In many regions, legitimate grievances prevent the emergence of a lasting peace. Such grievances deserve to be, and must be, addressed within a political process. But no cause justifies terror. The United States will make no concessions to terrorist demands and strike no deals with them. We make no distinction between terrorists and those who knowingly harbor or provide aid to them.
The struggle against global terrorism is different from any other war in our history. It will be fought on many fronts against a particularly elusive enemy over an extended period of time. Progress will come through the persistent accumulation of successes—some seen, some unseen.
Today our enemies have seen the results of what civilized nations can, and will, do against regimes that harbor, support, and use terrorism to achieve their political goals. Afghanistan has been liberated; coalition forces continue to hunt down the Taliban and al-Qaida. But it is not only this battlefield on which we will engage terrorists. Thousands of trained terrorists remain at large with cells in North America, South America, Europe, Africa, the Middle East, and across Asia.
Our priority will be first to disrupt and destroy terrorist organizations of global reach and attack their leadership; command, control, and communications; material support; and finances.
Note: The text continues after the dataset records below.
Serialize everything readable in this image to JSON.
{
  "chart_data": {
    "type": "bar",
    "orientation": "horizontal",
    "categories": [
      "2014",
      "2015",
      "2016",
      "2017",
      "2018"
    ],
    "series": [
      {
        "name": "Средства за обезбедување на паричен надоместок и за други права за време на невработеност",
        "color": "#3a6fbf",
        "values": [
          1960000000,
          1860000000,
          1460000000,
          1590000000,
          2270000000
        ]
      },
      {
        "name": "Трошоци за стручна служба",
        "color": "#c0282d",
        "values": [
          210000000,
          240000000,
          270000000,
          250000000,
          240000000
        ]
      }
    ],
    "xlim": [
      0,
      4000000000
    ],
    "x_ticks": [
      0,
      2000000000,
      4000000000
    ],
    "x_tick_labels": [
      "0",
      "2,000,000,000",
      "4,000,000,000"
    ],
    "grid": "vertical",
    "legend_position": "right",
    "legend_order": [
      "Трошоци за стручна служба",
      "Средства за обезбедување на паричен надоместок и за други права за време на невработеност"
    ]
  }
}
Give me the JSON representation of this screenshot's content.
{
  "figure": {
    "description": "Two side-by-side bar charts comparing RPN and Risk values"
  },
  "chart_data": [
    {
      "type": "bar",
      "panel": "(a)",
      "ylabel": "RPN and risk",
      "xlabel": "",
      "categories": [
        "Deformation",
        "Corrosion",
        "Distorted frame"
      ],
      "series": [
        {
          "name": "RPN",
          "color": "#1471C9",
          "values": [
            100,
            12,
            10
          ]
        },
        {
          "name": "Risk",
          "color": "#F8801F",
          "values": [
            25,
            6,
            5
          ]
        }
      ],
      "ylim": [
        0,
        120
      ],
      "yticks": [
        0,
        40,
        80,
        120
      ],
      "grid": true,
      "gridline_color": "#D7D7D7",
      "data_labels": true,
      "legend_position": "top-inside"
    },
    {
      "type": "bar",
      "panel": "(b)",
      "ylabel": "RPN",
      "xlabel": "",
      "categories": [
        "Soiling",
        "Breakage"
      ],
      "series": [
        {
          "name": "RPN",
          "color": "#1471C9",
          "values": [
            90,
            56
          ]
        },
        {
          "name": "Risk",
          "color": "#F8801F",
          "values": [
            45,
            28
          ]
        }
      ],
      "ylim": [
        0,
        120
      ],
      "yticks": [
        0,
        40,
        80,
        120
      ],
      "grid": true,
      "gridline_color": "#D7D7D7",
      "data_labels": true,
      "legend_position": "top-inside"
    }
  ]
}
This will have a disabling effect upon the terrorists’ ability to plan and operate.
We will continue to encourage our regional partners to take up a coordinated effort that isolates the terrorists. Once the regional campaign localizes the threat to a particular state, we will help ensure the state has the military, law enforcement, political, and financial tools necessary to finish the task.
The United States will continue to work with our allies to disrupt the financing of terrorism. We will identify and block the sources of funding for terrorism, freeze the assets of terrorists and those who support them, deny terrorists access to the international financial system, protect legitimate charities from being abused by terrorists, and prevent the movement of terrorists’ assets through alternative financial networks.
However, this campaign need not be sequential to be effective, the cumulative effect across all regions will help achieve the results we seek.
We will disrupt and destroy terrorist organizations by:
• direct and continuous action using all the elements of national and international power. Our immediate focus will be those terrorist organizations of global reach and any terrorist or state sponsor of terrorism which attempts to gain or use weapons of mass destruction (WMD) or their precursors;
• defending the United States, the American people, and our interests at home and abroad by identifying and destroying the threat before it reaches our borders. While the United States will constantly strive to enlist the support of the international community, we will not hesitate to act alone, if necessary, to exercise our right of self-defense by acting preemptively against such terrorists, to prevent them from doing harm against our people and our country; and
• denying further sponsorship, support, and sanctuary to terrorists by convincing or compelling states to accept their sovereign responsibilities.